The automotive industry is the buzzing topic at CES 2017. That’s no surprise given the pace of innovation in vehicle connectivity and autonomy. But beyond the cool concept cars and live demos, CES discussed questions about safety, regulation, social impact, smart cities, and how these new vehicles will change life and jobs as we know it. New vehicle technology and the automotive data that comes along with it has the opportunity to transform how we live, and will save lives while doing it. But is the automotive industry ready for this challenge?
At Nexla, we believe automotive data will fuel these transformations and we were particularly keen to understand how different players in the industry are thinking about their present and future data challenges. We listened and spoke with experts coming from multiple perspectives, including OEMs like Honda, Land Rover, Audi, and Volvo; Tier 1 suppliers like Harman, consultants, universities and even policy experts including the venerable Ralph Nader (who doesn’t believe autonomous vehicles will be possible in the next 30-40 years, given the industry’s myriad manufacturing safety issues).

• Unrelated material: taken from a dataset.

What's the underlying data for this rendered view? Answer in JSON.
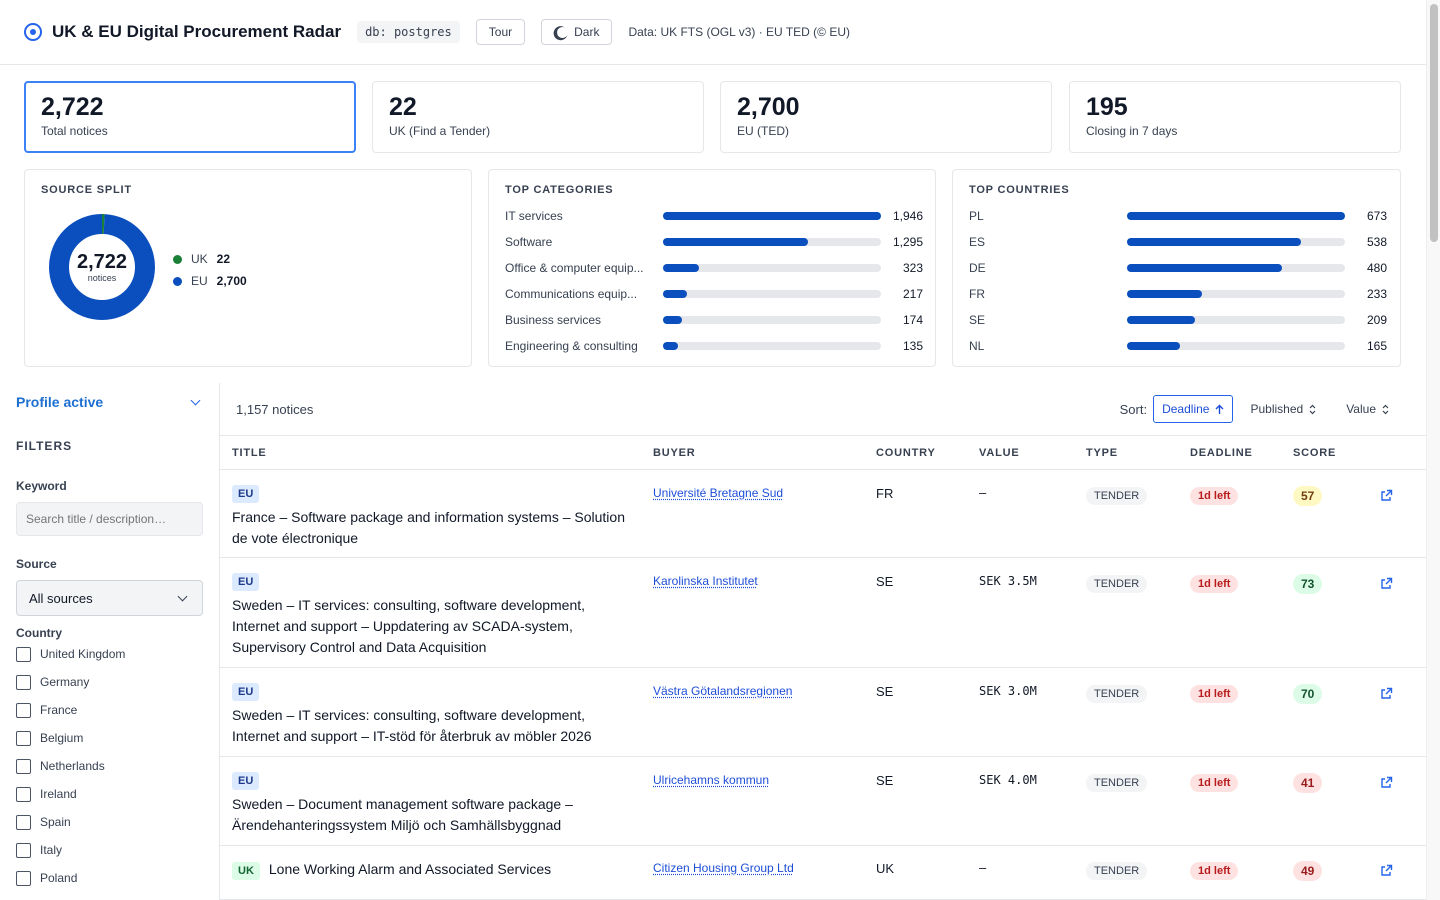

Top Three Takeaways of Automotive Data from CES
- Connected autonomous and semi-autonomous vehicles will generate a huge amount of data. Today’s data efforts are primarily focused on HD maps and the artificial intelligence that will enable autonomous capabilities. In addition, a huge amount of trip and safety data such as speed, cornering, braking, acceleration, visibility, road conditions, object detection, collision avoidance will also generated in real-time. No one is quite sure in what different ways this data could be used. For example, will cars act as a moving micro-weather stations, sending real-time temperature, humidity and rain data to weather companies?
- Automotive data has multiple stakeholders: OEMs, Tier1 suppliers, regulators, insurance providers, consumers, smart cities and more. Each entity will likely need access to different slices of data for different objectives. For example:
- Insurance companies need user level data to create behavior based and usage based insurance.
- Regulators want to make sure that safety-critical information is shared among vehicles
- Consumers want to make sure their privacy concerns and benefits are adequately balanced.
- Real-time vehicle-to-vehicle communication holds huge promise in improving safety
- Smart Cities need access to vehicle data for better traffic and safety control and planning
- As data crosses various organizational boundaries, both security and compliance questions come to the forefront. How, for example, will OEMs share data with regulators and each other while maintaining corporate and consumer privacy? Today, no one knows. Companies are first focused on the technology challenges of AI, image recognition, HD maps, collision avoidance, and navigation. Industry groups like the GENIVI Alliance which creates standards for vehicle connectivity has started to work on some aspects of these issues with initiatives such as RVI (Remote Vehicle Interaction). However, the broader data challenges will become critical in a few years as autonomy increases and connectedness becomes the norm.
It is fascinating to imagine the changes that will come about in the coming decade as we get closer to self-driving cars. The impact goes beyond just increases to productivity and reduced stress levels on our Jetsons-like autonomous highways. Imagine a world with hundreds of traffic deaths a year— instead of tens of thousands. The opportunity to make a real difference in millions of lives is real, but it will take many stakeholders working together to make it happen. In some ways we’ve seen this movie before: the explosion of mobile pushed the need for big-data across many industries. The automotive evolution will take us all into a new era of scale and complexity of big data. The Nexla team is most excited about solving the resulting challenges in managing that data, and realizing these life-changing opportunities.